With “great reluctance,” Stevens said during his opening remarks at the mutual fund trade group’s annual meeting, “ICI has filed a legal challenge to the CFTC’s amendments of Rule 4.5. We are joined in this action by the U.S. Chamber of Commerce. This is a highly unusual step for us—and not one taken lightly.”
Under Rule 4.5, the CFTC exempts many institutions from its oversight, Stevens (left) said. “The rule essentially says that if you sponsor a pooled investment, and you are well-regulated by another agency, such as the SEC, you don’t need a second layer of regulation from the CFTC.” Under Rule 4.5, “the CFTC has excluded insurance companies, banks and pension plans from its regulatory regime. And since 2003, the CFTC treated registered investment companies and their advisers the same way. After all—what financial product is more comprehensively regulated than mutual funds?”

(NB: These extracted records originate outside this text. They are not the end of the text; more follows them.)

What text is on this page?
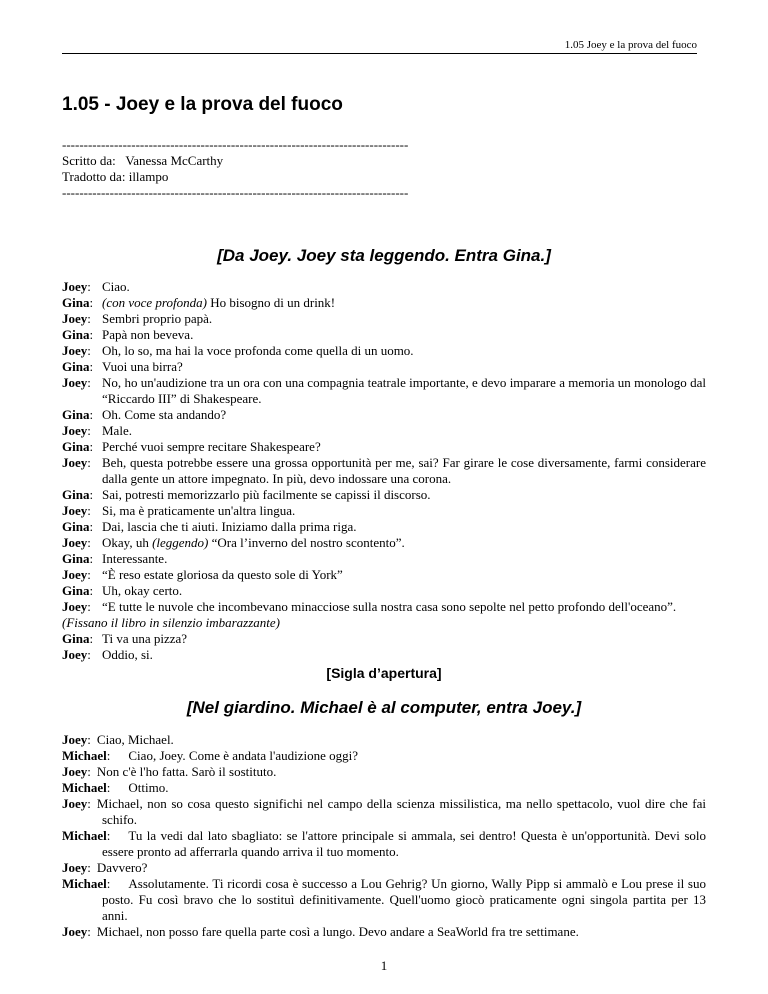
1.05 Joey e la prova del fuoco
1.05 - Joey e la prova del fuoco
--------------------------------------------------------------------------------
Scritto da: Vanessa McCarthy
Tradotto da: illampo
--------------------------------------------------------------------------------
[Da Joey. Joey sta leggendo. Entra Gina.]
Joey: Ciao.
Gina: (con voce profonda) Ho bisogno di un drink!
Joey: Sembri proprio papà.
Gina: Papà non beveva.
Joey: Oh, lo so, ma hai la voce profonda come quella di un uomo.
Gina: Vuoi una birra?
Joey: No, ho un'audizione tra un ora con una compagnia teatrale importante, e devo imparare a memoria un monologo dal “Riccardo III” di Shakespeare.
Gina: Oh. Come sta andando?
Joey: Male.
Gina: Perché vuoi sempre recitare Shakespeare?
Joey: Beh, questa potrebbe essere una grossa opportunità per me, sai? Far girare le cose diversamente, farmi considerare dalla gente un attore impegnato. In più, devo indossare una corona.
Gina: Sai, potresti memorizzarlo più facilmente se capissi il discorso.
Joey: Si, ma è praticamente un'altra lingua.
Gina: Dai, lascia che ti aiuti. Iniziamo dalla prima riga.
Joey: Okay, uh (leggendo) “Ora l’inverno del nostro scontento”.
Gina: Interessante.
Joey: “È reso estate gloriosa da questo sole di York”
Gina: Uh, okay certo.
Joey: “E tutte le nuvole che incombevano minacciose sulla nostra casa sono sepolte nel petto profondo dell'oceano”.
(Fissano il libro in silenzio imbarazzante)
Gina: Ti va una pizza?
Joey: Oddio, si.
[Sigla d’apertura]
[Nel giardino. Michael è al computer, entra Joey.]
Joey: Ciao, Michael.
Michael: Ciao, Joey. Come è andata l'audizione oggi?
Joey: Non c'è l'ho fatta. Sarò il sostituto.
Michael: Ottimo.
Joey: Michael, non so cosa questo significhi nel campo della scienza missilistica, ma nello spettacolo, vuol dire che fai schifo.
Michael: Tu la vedi dal lato sbagliato: se l'attore principale si ammala, sei dentro! Questa è un'opportunità. Devi solo essere pronto ad afferrarla quando arriva il tuo momento.
Joey: Davvero?
Michael: Assolutamente. Ti ricordi cosa è successo a Lou Gehrig? Un giorno, Wally Pipp si ammalò e Lou prese il suo posto. Fu così bravo che lo sostituì definitivamente. Quell'uomo giocò praticamente ogni singola partita per 13 anni.
Joey: Michael, non posso fare quella parte così a lungo. Devo andare a SeaWorld fra tre settimane.
1
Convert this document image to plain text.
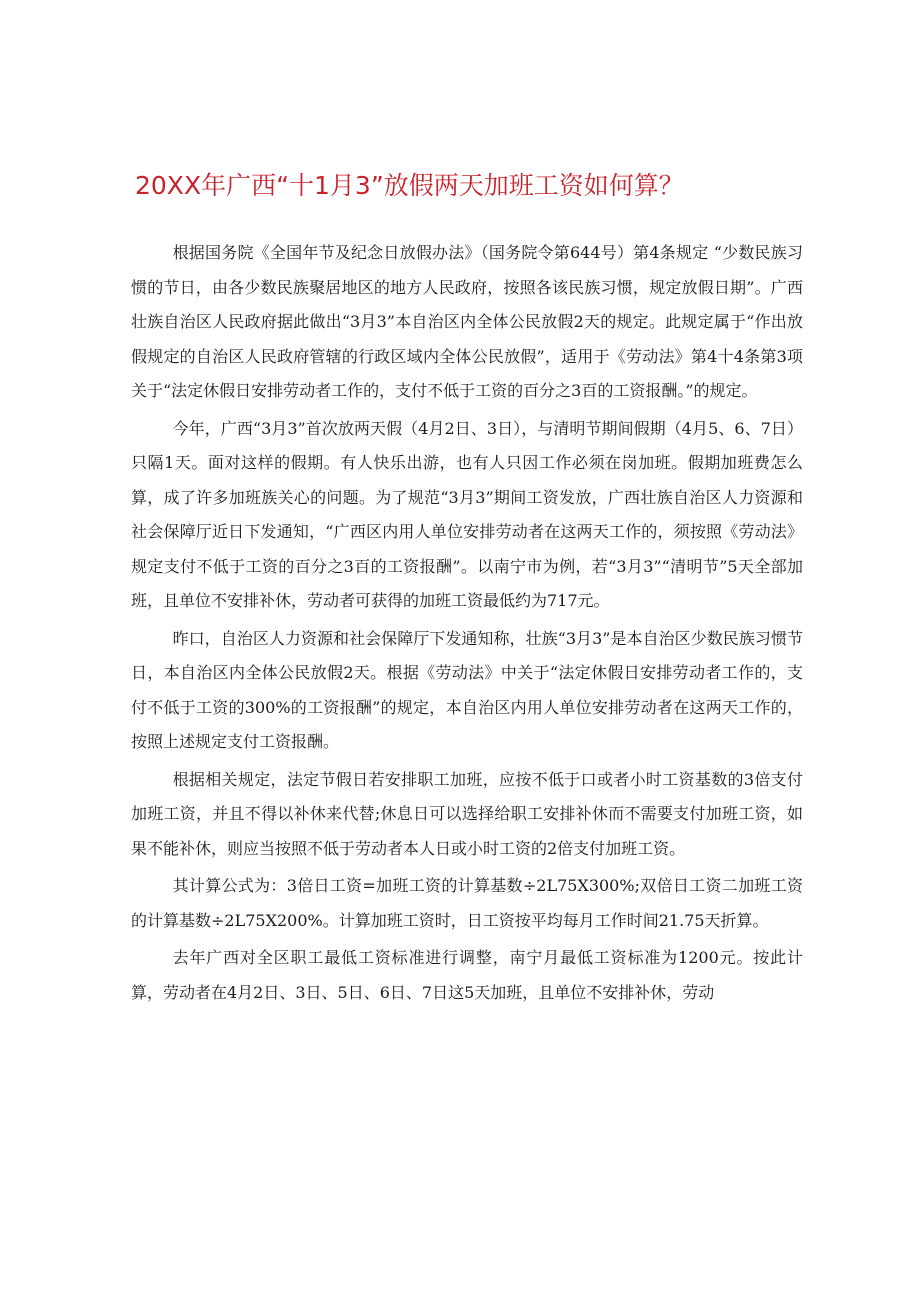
20XX年广西“十1月3”放假两天加班工资如何算？

根据国务院《全国年节及纪念日放假办法》（国务院令第644号）第4条规定 “少数民族习惯的节日，由各少数民族聚居地区的地方人民政府，按照各该民族习惯，规定放假日期”。广西壮族自治区人民政府据此做出“3月3”本自治区内全体公民放假2天的规定。此规定属于“作出放假规定的自治区人民政府管辖的行政区域内全体公民放假”，适用于《劳动法》第4十4条第3项关于“法定休假日安排劳动者工作的，支付不低于工资的百分之3百的工资报酬。”的规定。

今年，广西“3月3”首次放两天假（4月2日、3日），与清明节期间假期（4月5、6、7日）只隔1天。面对这样的假期。有人快乐出游，也有人只因工作必须在岗加班。假期加班费怎么算，成了许多加班族关心的问题。为了规范“3月3”期间工资发放，广西壮族自治区人力资源和社会保障厅近日下发通知，“广西区内用人单位安排劳动者在这两天工作的，须按照《劳动法》规定支付不低于工资的百分之3百的工资报酬”。以南宁市为例，若“3月3”“清明节”5天全部加班，且单位不安排补休，劳动者可获得的加班工资最低约为717元。

昨口，自治区人力资源和社会保障厅下发通知称，壮族“3月3”是本自治区少数民族习惯节日，本自治区内全体公民放假2天。根据《劳动法》中关于“法定休假日安排劳动者工作的，支付不低于工资的300%的工资报酬”的规定，本自治区内用人单位安排劳动者在这两天工作的，按照上述规定支付工资报酬。

根据相关规定，法定节假日若安排职工加班，应按不低于口或者小时工资基数的3倍支付加班工资，并且不得以补休来代替;休息日可以选择给职工安排补休而不需要支付加班工资，如果不能补休，则应当按照不低于劳动者本人日或小时工资的2倍支付加班工资。

其计算公式为：3倍日工资=加班工资的计算基数÷2L75X300%;双倍日工资二加班工资的计算基数÷2L75X200%。计算加班工资时，日工资按平均每月工作时间21.75天折算。

去年广西对全区职工最低工资标准进行调整，南宁月最低工资标准为1200元。按此计算，劳动者在4月2日、3日、5日、6日、7日这5天加班，且单位不安排补休，劳动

The CFTC, Stevens said, has “sharply narrowed Rule 4.5—but just for funds and their advisors” by requiring “new tests that are so stringent that virtually every fund advisor will need to monitor its use of derivatives on a regular basis. Some will be subject to CFTC regulation atop their current SEC oversight—a redundant, costly regime that will harm their investors.” Others, he continued, “to avoid this regime, may choose to reduce their use of futures, options, and swaps—again, to the detriment of their investors. Either way, investors lose.”